Looking for Poetry

Silence. Dead quiet. No noise. Nothing.  No frogs or crickets. Wrong year for cicadas. Too early for semis on 41 in the darkness of morning. Soon, it will be light. 

I sit here in this men’s room at a closed gas station south of Chicago. There is shit smeared on the walls. The smell of a urine soaked floor keeps me awake. Water from a faucet slowly drips. Writing on the mirror states, Jose Was Here, in a smeared silver color. Where is he now?

I crack the door open and see the beginnings of the day. Lights on poles turned off. The sun cracks through clouds. Time eludes me.
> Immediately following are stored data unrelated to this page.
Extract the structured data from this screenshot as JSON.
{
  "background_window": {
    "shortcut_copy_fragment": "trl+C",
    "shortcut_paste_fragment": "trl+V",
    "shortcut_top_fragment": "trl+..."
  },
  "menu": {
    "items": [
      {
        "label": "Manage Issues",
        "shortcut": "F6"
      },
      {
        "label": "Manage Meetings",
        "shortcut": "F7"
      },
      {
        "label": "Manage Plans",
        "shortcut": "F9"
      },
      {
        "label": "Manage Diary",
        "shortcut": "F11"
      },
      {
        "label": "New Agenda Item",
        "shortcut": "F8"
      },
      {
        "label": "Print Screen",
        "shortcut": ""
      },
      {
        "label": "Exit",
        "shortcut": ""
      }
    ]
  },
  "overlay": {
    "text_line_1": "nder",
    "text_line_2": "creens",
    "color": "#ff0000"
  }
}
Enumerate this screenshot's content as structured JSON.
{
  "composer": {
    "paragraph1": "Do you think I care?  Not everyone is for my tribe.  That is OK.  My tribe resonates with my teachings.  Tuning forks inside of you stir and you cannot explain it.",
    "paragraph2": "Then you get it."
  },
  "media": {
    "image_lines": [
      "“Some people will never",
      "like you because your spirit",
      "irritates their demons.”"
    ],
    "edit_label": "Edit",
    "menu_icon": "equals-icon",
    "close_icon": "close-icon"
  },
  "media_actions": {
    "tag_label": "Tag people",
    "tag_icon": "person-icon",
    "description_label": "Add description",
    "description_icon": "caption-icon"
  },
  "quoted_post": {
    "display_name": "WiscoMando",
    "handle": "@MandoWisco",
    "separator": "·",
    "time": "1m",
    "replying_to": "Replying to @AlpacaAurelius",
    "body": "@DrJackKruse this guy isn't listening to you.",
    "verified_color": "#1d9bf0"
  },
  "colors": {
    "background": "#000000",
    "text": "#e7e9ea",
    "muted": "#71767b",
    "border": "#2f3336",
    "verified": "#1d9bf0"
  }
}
I only know night and day. Light and darkness.

Bills in my pocket are gone. Small change jingles loosely in jeans that are now too big for me. I have three cigarettes left. Body aches. Forty-five miles left on my journey. Hog butcher for the world, Sandburg said. Hog butcher for the world indeed.

A station wagon filled with junk, trash, and various items pulls up. He rolls down his window and sees me leaning on a parking post. It’s an old man with a white  beard and red suspenders. Wire frame glasses on the tip of his nose.

Where you heading? He asks.

Chicago. 

I can drop you on the Southside, he tells me. Over by back of the yards. Is that cool?

Yeah. Sure. Thanks.

You wouldn’t have any gas money, would you? I move my head from side to side. I see. Well. Get in.

I open the door and place my feet among crushed beer cans. Plastic Pepsi bottles. Cartons of cigarettes.

You smoke? He asks.

Yeah. I got three left. Trying to save them.

Open up that carton of Viceroys and take a pack. Go on. I know what it’s like to be broke.

Thanks.

What’s in Chicago?

Poetry, I tell him.

Hog butcher for the world, he says. Hog butcher for the world. We both laughed. Read a lot of Sandburg?

Some. When I was in college. Mostly stick with the Beats these days.

Ginsberg. Kerouac. Gary Snyder.

Yeah.

I dig them, too.

The old man dropped me off at a gas station on the far Southside. I’ll be damned if he didn’t give me a twenty.

Spend it wisely

I saluted him as he drove off. Stuffed the green in my pocket. Lit a smoke and began my walk up Halsted. Past Canaryville. Past Bridgeport. Past Maxwell Street. Past Greektown. Past sins I’ve committed. Welcome to Chicago.  Hog butcher for the world.